Professional Poster

Longitudinal Assessment of Shared Pharmacy and Medical Student Learning Experiences Using the Interprofessional Attitudes Scale

Thursday, August 6, 2020, 10:00 am - 10:00 am EDT

Background: assessment tools for measurement of interprofessional education interventions are often deployed surrounding discrete learning activities, lacking baseline and longitudinal assessments. Pharmacy and medical students participated in three interprofessional learning experiences within the first two curricular years. Our specific aim was detection of longitudinal change of medical and pharmacy student responses at three time points between program years 1 and 2 using the validated 27 item Interprofessional Attitudes Scale (IPAS). The IPAS includes five subscales addressing teamwork, roles and responsibilities, community-centeredness, diversity & ethics, interprofessional biases, and patient centeredness.

Design: quasi-experimental design with a longitudinal cohort of pharmacy and medical students matriculating through pre-clinical curricula. The IPAS was completed early in the first year, again toward the end of the first year following delivery of fall and spring small group interactive interprofessional learning sessions, and mid-way through the second year following two simulated standardized outpatient encounters with one de-brief discussion. Students completed electronic survey responses to items on a scale from 1 (strongly disagree) to 7 (strongly agree). Data analysis used a repeated measure mixed model and p values < 0.05 indicated significant differences.

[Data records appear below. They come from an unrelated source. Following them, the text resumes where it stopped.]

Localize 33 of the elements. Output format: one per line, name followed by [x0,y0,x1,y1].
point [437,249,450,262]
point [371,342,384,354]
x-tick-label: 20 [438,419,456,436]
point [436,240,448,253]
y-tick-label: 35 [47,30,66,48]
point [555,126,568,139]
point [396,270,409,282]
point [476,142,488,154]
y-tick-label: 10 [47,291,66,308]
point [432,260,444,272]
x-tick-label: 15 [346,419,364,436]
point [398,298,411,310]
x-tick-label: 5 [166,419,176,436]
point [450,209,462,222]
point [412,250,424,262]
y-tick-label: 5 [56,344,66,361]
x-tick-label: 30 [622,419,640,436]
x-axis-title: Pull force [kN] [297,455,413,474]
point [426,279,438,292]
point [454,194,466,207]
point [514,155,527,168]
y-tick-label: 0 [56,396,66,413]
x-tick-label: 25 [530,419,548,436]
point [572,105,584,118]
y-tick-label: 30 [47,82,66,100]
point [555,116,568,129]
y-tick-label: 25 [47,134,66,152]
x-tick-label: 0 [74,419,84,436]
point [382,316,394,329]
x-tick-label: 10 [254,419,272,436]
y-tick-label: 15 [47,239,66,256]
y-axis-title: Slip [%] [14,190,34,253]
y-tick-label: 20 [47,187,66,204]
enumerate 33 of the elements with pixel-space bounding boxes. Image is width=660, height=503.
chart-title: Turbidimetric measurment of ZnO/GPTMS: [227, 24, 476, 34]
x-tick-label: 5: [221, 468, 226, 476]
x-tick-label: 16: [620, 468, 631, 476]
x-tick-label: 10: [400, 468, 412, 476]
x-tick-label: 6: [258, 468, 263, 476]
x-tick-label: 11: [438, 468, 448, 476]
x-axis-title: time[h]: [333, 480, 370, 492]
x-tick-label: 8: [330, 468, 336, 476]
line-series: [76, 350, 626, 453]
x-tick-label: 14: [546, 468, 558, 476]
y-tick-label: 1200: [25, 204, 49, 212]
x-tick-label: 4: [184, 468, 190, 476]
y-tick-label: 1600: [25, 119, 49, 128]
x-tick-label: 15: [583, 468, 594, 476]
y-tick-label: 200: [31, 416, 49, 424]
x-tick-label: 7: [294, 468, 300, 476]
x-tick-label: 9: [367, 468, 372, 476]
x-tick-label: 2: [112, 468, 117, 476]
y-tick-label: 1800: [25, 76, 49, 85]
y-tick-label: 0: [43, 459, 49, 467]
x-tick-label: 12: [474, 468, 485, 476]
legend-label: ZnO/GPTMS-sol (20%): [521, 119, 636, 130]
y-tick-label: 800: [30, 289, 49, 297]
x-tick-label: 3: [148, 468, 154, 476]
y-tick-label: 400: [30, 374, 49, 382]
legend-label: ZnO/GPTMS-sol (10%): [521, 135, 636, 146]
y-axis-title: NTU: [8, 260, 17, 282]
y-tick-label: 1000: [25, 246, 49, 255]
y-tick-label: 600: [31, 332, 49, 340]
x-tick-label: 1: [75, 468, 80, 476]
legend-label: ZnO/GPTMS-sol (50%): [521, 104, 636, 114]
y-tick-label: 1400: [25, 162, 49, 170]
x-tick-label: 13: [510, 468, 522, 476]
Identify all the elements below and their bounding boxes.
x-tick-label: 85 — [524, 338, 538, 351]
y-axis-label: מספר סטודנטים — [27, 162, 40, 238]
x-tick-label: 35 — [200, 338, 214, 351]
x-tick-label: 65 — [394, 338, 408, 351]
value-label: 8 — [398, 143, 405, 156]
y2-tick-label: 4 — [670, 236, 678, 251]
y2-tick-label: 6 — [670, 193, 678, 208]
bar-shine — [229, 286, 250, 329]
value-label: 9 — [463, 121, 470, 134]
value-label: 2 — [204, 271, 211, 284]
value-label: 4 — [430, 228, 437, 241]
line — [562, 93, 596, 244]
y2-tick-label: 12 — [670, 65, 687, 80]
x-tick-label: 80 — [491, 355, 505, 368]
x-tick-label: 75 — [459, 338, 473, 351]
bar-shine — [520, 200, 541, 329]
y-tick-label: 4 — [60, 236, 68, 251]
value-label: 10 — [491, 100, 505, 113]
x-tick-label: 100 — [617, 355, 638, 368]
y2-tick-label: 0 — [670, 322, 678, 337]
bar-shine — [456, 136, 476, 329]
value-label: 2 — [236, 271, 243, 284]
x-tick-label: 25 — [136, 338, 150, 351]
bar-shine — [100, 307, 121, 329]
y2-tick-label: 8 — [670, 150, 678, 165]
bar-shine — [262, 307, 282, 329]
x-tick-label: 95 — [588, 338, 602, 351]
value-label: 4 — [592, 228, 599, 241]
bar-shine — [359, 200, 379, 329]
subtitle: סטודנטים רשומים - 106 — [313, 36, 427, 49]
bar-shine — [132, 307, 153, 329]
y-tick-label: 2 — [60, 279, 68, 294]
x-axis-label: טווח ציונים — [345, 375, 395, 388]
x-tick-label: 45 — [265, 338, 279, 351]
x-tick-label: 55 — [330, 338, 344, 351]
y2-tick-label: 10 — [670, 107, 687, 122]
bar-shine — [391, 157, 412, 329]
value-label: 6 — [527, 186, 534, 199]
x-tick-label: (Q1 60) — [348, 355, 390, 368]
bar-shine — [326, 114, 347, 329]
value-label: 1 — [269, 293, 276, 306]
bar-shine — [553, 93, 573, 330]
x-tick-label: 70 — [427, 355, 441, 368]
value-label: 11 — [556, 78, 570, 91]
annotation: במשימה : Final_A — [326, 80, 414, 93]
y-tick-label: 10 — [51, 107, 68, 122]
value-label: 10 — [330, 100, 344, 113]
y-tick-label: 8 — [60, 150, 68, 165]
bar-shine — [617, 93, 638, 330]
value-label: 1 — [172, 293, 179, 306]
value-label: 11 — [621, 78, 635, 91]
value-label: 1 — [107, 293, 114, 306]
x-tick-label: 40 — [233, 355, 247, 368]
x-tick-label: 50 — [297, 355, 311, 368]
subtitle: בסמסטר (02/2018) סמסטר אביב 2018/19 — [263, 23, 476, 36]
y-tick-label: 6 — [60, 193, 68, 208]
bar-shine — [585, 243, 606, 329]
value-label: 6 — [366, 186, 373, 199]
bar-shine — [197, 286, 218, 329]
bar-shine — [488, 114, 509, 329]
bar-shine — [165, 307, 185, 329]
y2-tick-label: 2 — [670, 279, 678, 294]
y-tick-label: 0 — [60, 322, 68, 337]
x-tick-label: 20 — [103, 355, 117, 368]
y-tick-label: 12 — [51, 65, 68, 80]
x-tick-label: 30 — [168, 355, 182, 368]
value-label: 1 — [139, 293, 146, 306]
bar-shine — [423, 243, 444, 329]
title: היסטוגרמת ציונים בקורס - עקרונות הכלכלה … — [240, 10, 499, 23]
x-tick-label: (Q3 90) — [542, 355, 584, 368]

Results: baseline IPAS completion rates at the start of the first year were 93.1 and 74.3% for pharmacy and medical students, respectively. In general, overall level of agreement with IPAS survey items as measured by most subscales was highest at baseline and agreement trended down at the end of years 1 and 2, but was only significant for the subscale of teamwork, roles and responsibilities. The subscale of interprofessional biases was an exception, starting lower at baseline and trending significantly upward by program year 2 for both pharmacy and medical students.


Conclusion: baseline pharmacy and medical student perceptions in relation to interprofessional dynamics may reflect innate optimism or socially desirable responses, including incomplete appreciation for potential biases. The extent to which natural program progression, actual interprofessional learning experiences, or other factors contributed to changes seen is unclear. Further research including the impact of actual clinical learning experiences on IPAS responses should be investigated longitudinally with pharmacy and medical student matriculation.


Reflections: high baseline scores of interprofessional attitudes for students early in their programs which decline in relation to an educational intervention or natural matriculation may not necessarily indicate failure to achieve desirable outcomes. Gaining understanding of results for early, mid or late program IPAS survey administration should assist with appropriate timing to deploy validated measurement instruments.